How to land cement darts.
How to manage liquid freefall.
How to clean up cement.
What should the displacement/contaminant fluid be?
What are the best nozzles?
Cementing is an every day operation in the oil patch, the most common application being the cementing of steel casings and liners in the ground. Cementing through coiled tubing is a much smaller business but nevertheless is conducted daily throughout the world.
The typical cementing application through coiled tubing is not one of placing large volumes of cement behind casing strings; it is one of placing a relatively small volume of cement in a well for remedial purposes.
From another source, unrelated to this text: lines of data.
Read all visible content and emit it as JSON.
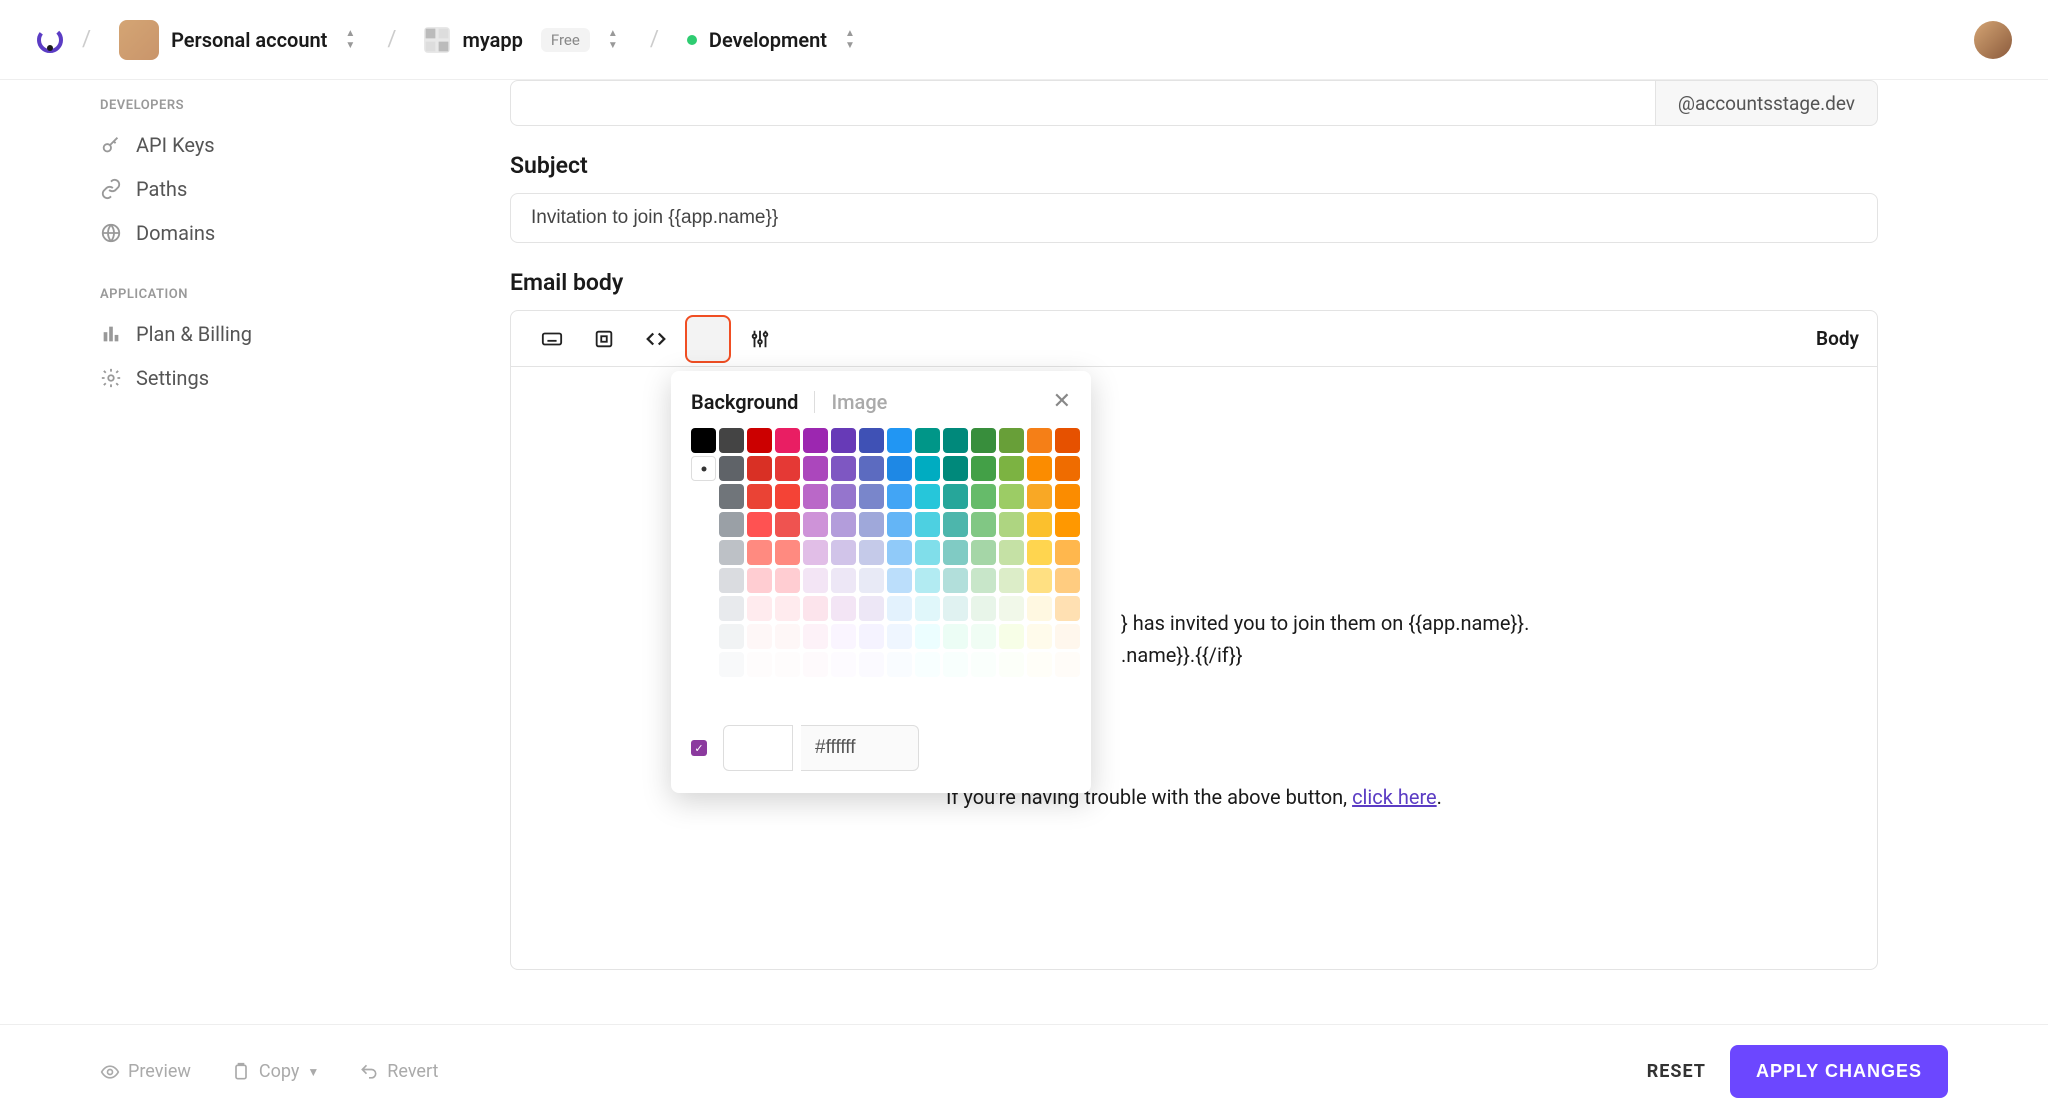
{
  "header": {
    "account_label": "Personal account",
    "app_name": "myapp",
    "plan_badge": "Free",
    "env_label": "Development"
  },
  "sidebar": {
    "heading_dev": "DEVELOPERS",
    "items_dev": [
      "API Keys",
      "Paths",
      "Domains"
    ],
    "heading_app": "APPLICATION",
    "items_app": [
      "Plan & Billing",
      "Settings"
    ]
  },
  "form": {
    "from_suffix": "@accountsstage.dev",
    "subject_label": "Subject",
    "subject_value": "Invitation to join {{app.name}}",
    "body_label": "Email body",
    "toolbar_right": "Body"
  },
  "popup": {
    "tab_bg": "Background",
    "tab_img": "Image",
    "hex_value": "#ffffff",
    "palette_rows": [
      [
        "#000000",
        "#444444",
        "#cc0000",
        "#e91e63",
        "#9c27b0",
        "#673ab7",
        "#3f51b5",
        "#2196f3",
        "#009688",
        "#00897b",
        "#388e3c",
        "#689f38",
        "#f57f17",
        "#e65100"
      ],
      [
        "#ffffff",
        "#5f6368",
        "#d93025",
        "#e53935",
        "#ab47bc",
        "#7e57c2",
        "#5c6bc0",
        "#1e88e5",
        "#00acc1",
        "#00897b",
        "#43a047",
        "#7cb342",
        "#fb8c00",
        "#ef6c00"
      ],
      [
        "#ffffff",
        "#70757a",
        "#ea4335",
        "#f44336",
        "#ba68c8",
        "#9575cd",
        "#7986cb",
        "#42a5f5",
        "#26c6da",
        "#26a69a",
        "#66bb6a",
        "#9ccc65",
        "#f9a825",
        "#fb8c00"
      ],
      [
        "#ffffff",
        "#9aa0a6",
        "#ff5252",
        "#ef5350",
        "#ce93d8",
        "#b39ddb",
        "#9fa8da",
        "#64b5f6",
        "#4dd0e1",
        "#4db6ac",
        "#81c784",
        "#aed581",
        "#fbc02d",
        "#ff9800"
      ],
      [
        "#ffffff",
        "#bdc1c6",
        "#ff8a80",
        "#ff8a80",
        "#e1bee7",
        "#d1c4e9",
        "#c5cae9",
        "#90caf9",
        "#80deea",
        "#80cbc4",
        "#a5d6a7",
        "#c5e1a5",
        "#ffd54f",
        "#ffb74d"
      ],
      [
        "#ffffff",
        "#dadce0",
        "#ffcdd2",
        "#ffcdd2",
        "#f3e5f5",
        "#ede7f6",
        "#e8eaf6",
        "#bbdefb",
        "#b2ebf2",
        "#b2dfdb",
        "#c8e6c9",
        "#dcedc8",
        "#ffe082",
        "#ffcc80"
      ],
      [
        "#ffffff",
        "#e8eaed",
        "#ffebee",
        "#ffebee",
        "#fce4ec",
        "#f3e5f5",
        "#ede7f6",
        "#e3f2fd",
        "#e0f7fa",
        "#e0f2f1",
        "#e8f5e9",
        "#f1f8e9",
        "#fff8e1",
        "#ffe0b2"
      ],
      [
        "#ffffff",
        "#f1f3f4",
        "#fef7f7",
        "#fef7f7",
        "#fdf2f8",
        "#faf5ff",
        "#f5f3ff",
        "#eff6ff",
        "#ecfeff",
        "#ecfdf5",
        "#f0fdf4",
        "#f7fee7",
        "#fffbeb",
        "#fff7ed"
      ],
      [
        "#ffffff",
        "#f8f9fa",
        "#fefcfc",
        "#fefcfc",
        "#fefafc",
        "#fdfbff",
        "#fbfaff",
        "#f9fcff",
        "#f8ffff",
        "#f8fffd",
        "#fafffc",
        "#fcfff9",
        "#fffef8",
        "#fffcf8"
      ],
      [
        "#ffffff",
        "#ffffff",
        "#ffffff",
        "#ffffff",
        "#ffffff",
        "#ffffff",
        "#ffffff",
        "#ffffff",
        "#ffffff",
        "#ffffff",
        "#ffffff",
        "#ffffff",
        "#ffffff",
        "#ffffff"
      ]
    ]
  },
  "preview": {
    "line1": "} has invited you to join them on {{app.name}}.",
    "line2": ".name}}.{{/if}}",
    "bottom_pre": "If you're having trouble with the above button, ",
    "bottom_link": "click here",
    "bottom_post": "."
  },
  "footer": {
    "preview": "Preview",
    "copy": "Copy",
    "revert": "Revert",
    "reset": "RESET",
    "apply": "APPLY CHANGES"
  }
}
Typical applications are: -
Curing channeling behind tubulars.
Blocking off perforations.
Squeezing off perforations.
Placing, in conjunction with packers, for wellbore isolation or abandonment.
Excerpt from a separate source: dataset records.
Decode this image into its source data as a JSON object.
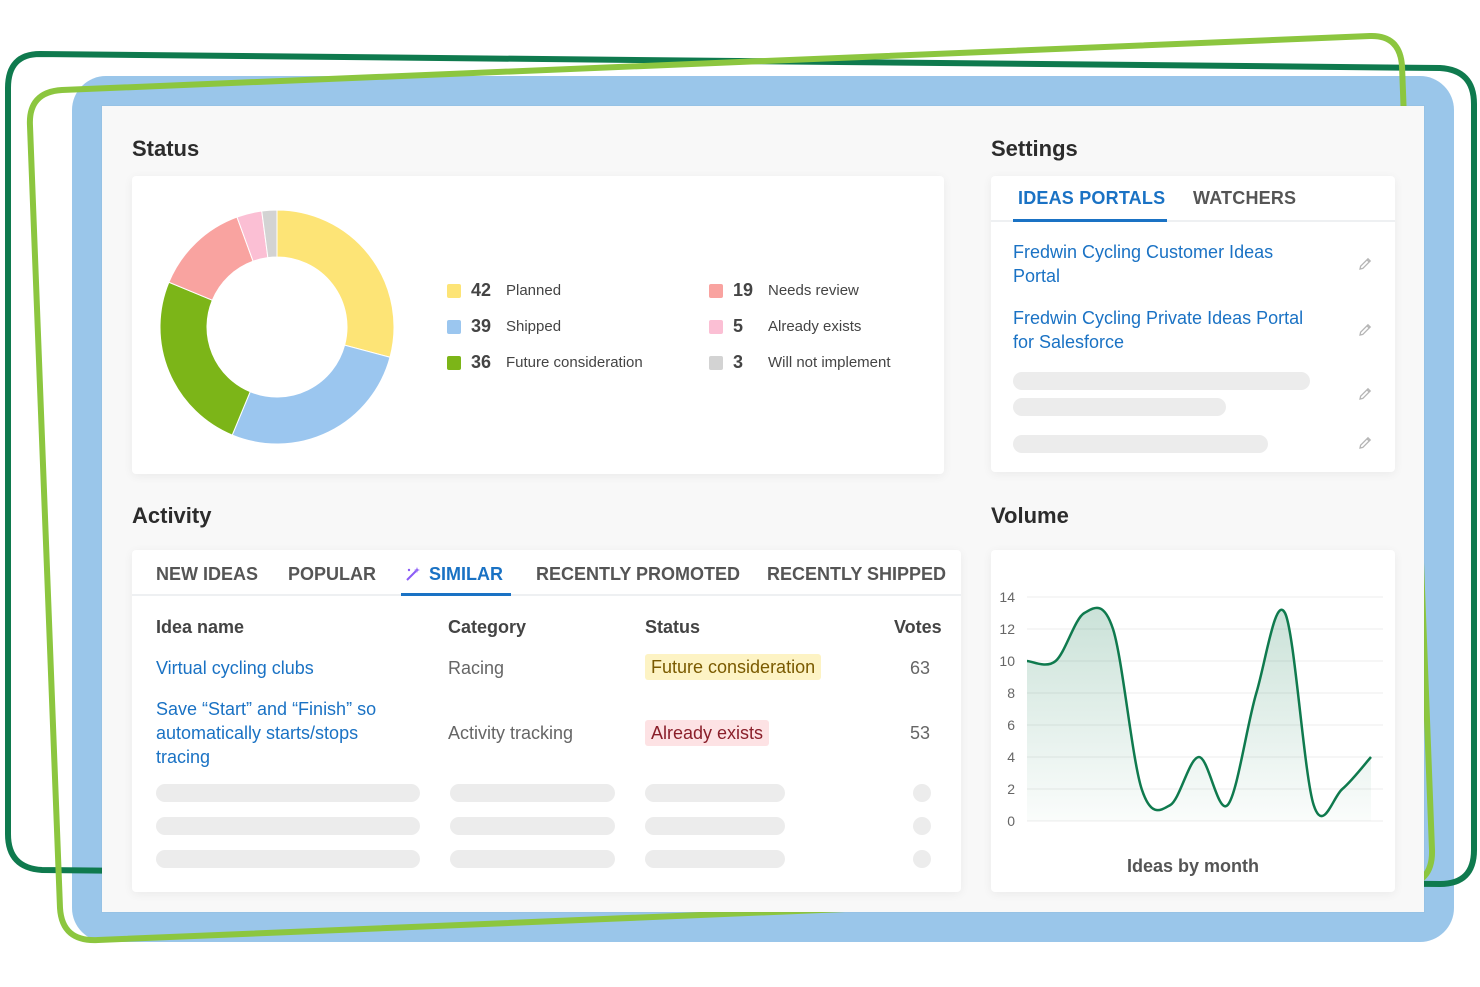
{
  "colors": {
    "accent": "#1a72c4",
    "backdrop": "#9ac6ea",
    "frame_green_dark": "#0f7a4e",
    "frame_green_light": "#8cc63f"
  },
  "status": {
    "title": "Status",
    "legend": [
      {
        "count": "42",
        "label": "Planned",
        "color": "#fde476"
      },
      {
        "count": "39",
        "label": "Shipped",
        "color": "#9bc6ef"
      },
      {
        "count": "36",
        "label": "Future consideration",
        "color": "#7cb518"
      },
      {
        "count": "19",
        "label": "Needs review",
        "color": "#f9a3a0"
      },
      {
        "count": "5",
        "label": "Already exists",
        "color": "#fbbfd4"
      },
      {
        "count": "3",
        "label": "Will not implement",
        "color": "#d3d3d3"
      }
    ]
  },
  "settings": {
    "title": "Settings",
    "tabs": [
      {
        "label": "IDEAS PORTALS",
        "active": true
      },
      {
        "label": "WATCHERS",
        "active": false
      }
    ],
    "portals": [
      "Fredwin Cycling Customer Ideas Portal",
      "Fredwin Cycling Private Ideas Portal for Salesforce"
    ]
  },
  "activity": {
    "title": "Activity",
    "tabs": [
      {
        "label": "NEW IDEAS",
        "active": false
      },
      {
        "label": "POPULAR",
        "active": false
      },
      {
        "label": "SIMILAR",
        "active": true,
        "icon": "magic-wand-icon"
      },
      {
        "label": "RECENTLY PROMOTED",
        "active": false
      },
      {
        "label": "RECENTLY SHIPPED",
        "active": false
      }
    ],
    "columns": {
      "name": "Idea name",
      "category": "Category",
      "status": "Status",
      "votes": "Votes"
    },
    "rows": [
      {
        "name": "Virtual cycling clubs",
        "category": "Racing",
        "status": "Future consideration",
        "votes": "63"
      },
      {
        "name": "Save “Start” and “Finish” so automatically starts/stops tracing",
        "category": "Activity tracking",
        "status": "Already exists",
        "votes": "53"
      }
    ]
  },
  "volume": {
    "title": "Volume",
    "caption": "Ideas by month"
  },
  "chart_data": [
    {
      "type": "pie",
      "categories": [
        "Planned",
        "Shipped",
        "Future consideration",
        "Needs review",
        "Already exists",
        "Will not implement"
      ],
      "values": [
        42,
        39,
        36,
        19,
        5,
        3
      ],
      "colors": [
        "#fde476",
        "#9bc6ef",
        "#7cb518",
        "#f9a3a0",
        "#fbbfd4",
        "#d3d3d3"
      ],
      "title": ""
    },
    {
      "type": "area",
      "title": "Ideas by month",
      "x": [
        0,
        1,
        2,
        3,
        4,
        5,
        6,
        7,
        8,
        9,
        10,
        11,
        12
      ],
      "values": [
        10,
        10,
        13,
        12,
        2,
        1,
        4,
        1,
        8,
        13,
        1,
        2,
        4
      ],
      "ylim": [
        0,
        14
      ],
      "yticks": [
        0,
        2,
        4,
        6,
        8,
        10,
        12,
        14
      ],
      "grid": true,
      "xlabel": "",
      "ylabel": ""
    }
  ]
}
Placing through holes in completion strings to produce "cement packers".
Curing lost circulation zones during drilling.
Forming plugs for drilling sidetracks - "cement whipstocks".
In all of these applications, the initial goal is to place a volume of uncontaminated cement at some point in a well. Subsequently, the cement may be squeezed against the formation, left to set in place, or circulated out before it sets. Each of these operations has potential pitfalls that can lead to quite catastrophic failures. This paper lists some of these potential failures and illustrates the correct procedures designed to minimize the risk of such failures. The paper refers only to pumping small volumes of cement through coiled tubing, not to primary cementing operations through large tubulars. Unique aspects of coiled tubing work lead to differing procedures for the two different applications.
The chemistry of cement is complex and is not the subject of this paper. This paper refers only to the physical properties of the cement slurry during placement.
Oilfield cement is typically "Class G" or "Class H" cement particles suspended in water along with other solid and liquid additives. It is principally calcium silicate with particle sizes ranging from 1µm to 100µm, averaging 20µm. When mixed with water, the cement slurry sets with time to form a largely impermeable (1µD), largely acid resistant, solid material that is strong in compression, weak in tension.
Cement slurries are typically dense as compared to water, although they can be mixed with a wide range of densities through the use of different additives. The standard density of "Class G" cement is 15.8ppg, or a specific gravity of 1.9.
Cement slurries are very abrasive and can quickly destroy bottom hole assemblies that generate high fluid velocities and are not made of wear resistant materials such as tungsten carbide.